For Field of Ares, Wolf Noam presents new paintings that extend these methods to reckon with the current moment in Greece, as Athens braced itself for economic turmoil while demonstrating patience and unity in the streets. Under threat from European economic leadership, Wolf Noam was struck by the persistence of dignity and openness within Greek society. The Field of Ares park — one of Athens’ largest public spaces — embodied these contradictions. A large and popular park dedicated to Greek independence, it celebrates national heroes even as it houses people dispossessed by the recent crisis. By drawing the materials of this park into his work, Wolf Noam engages with this specific site while simultaneously using its vestiges to create a new type of engagement with the space. In line with his collaborative practice Ben Wolf Noam has invited performance artist, rapper, poet and activist Michael David Quattlebum Jr (Mykki Blanco) to breathe life into the space with a site specific performance.


- The Breeder

The Frame (NPR) by James Kim

As the sun sets over Elysian Park, Ben Wolf Noam is hard at work, lugging his wheelbarrow and collecting fallen leaves, tree bark and twigs. "Even though it looks like we're just collecting tree bark," Noam says, "eventually this will become a painting." "Now my process is obviously a lot more involved than just collecting beachwood, but it's the same kind of route." Noam says. In one installation, for example, Noam made a 12-panel painting on canvas stretched over a geodesic dome, with each panel representing a month
in a year.

- James Kim

Artforum by Travis Diehl

You know things are bad when a young painter like Ben Wolf Noam, used to winding patterns and cheerful gradients, turns to the sooty textures of charcoal on cardboard. Call it the new Neue Sachlichkeit—a certain polemical caricaturizing that, like a market crash or the flu, tends to come back around. The opulent desperation Noam depicts across forty panels, hung two rows high, presents the last thirteen months of the American experience as a wide-angled, roughly cubist mania. Here, contorted figures dance, upside down, above a Mesoamerican pyramid, serpent gods, and a slapdash glass-and-steel skyline (Lets Fukin Party, 2017); there, the little Monopoly man grins beside a gravestone marked “TECH BROS” (Cult of the Entrepreneur, 2017). Elsewhere, bees die, cities gentrify; memes blur into porn; a knife draws blood from a woman’s pregnant belly.

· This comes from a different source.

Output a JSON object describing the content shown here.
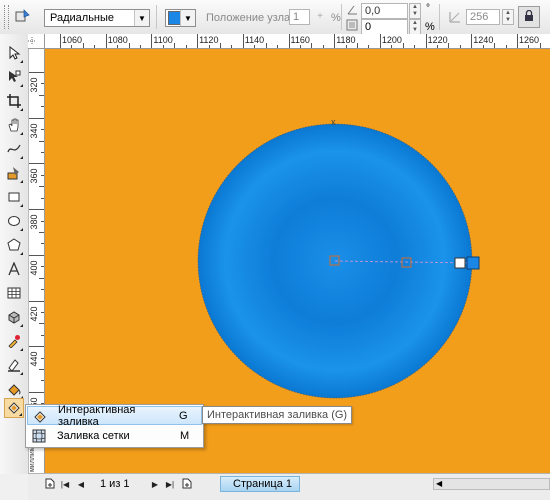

Several portraits provide calmer, more personal passages. The cigar-toking Grandpa Wolf, 2018, gazes frame left out of a startling geometric shirt; Grandma Lotte, 2017, grips a blank area of the drawing’s composition. But the medium’s powdery nostalgia keeps lurching back to topical twenty-seventeen—another portrait, a flattened nude called Woman Reading (Ferrante), 2017, nods to current debates over an author’s right to privacy, while A Weinstein Picture, 2017, sends the disgraced producer’s company logo into a boxy void.

The show is titled “Leap Year.” 2018 isn’t one, but it does happen to be the centennial of the Weimar Republic’s founding—and here again is an internecine aesthetic wherein the artist, roughly condemning the age, takes pleasure in his own pastiche. Neue Sachlichkeit? Gesundheit.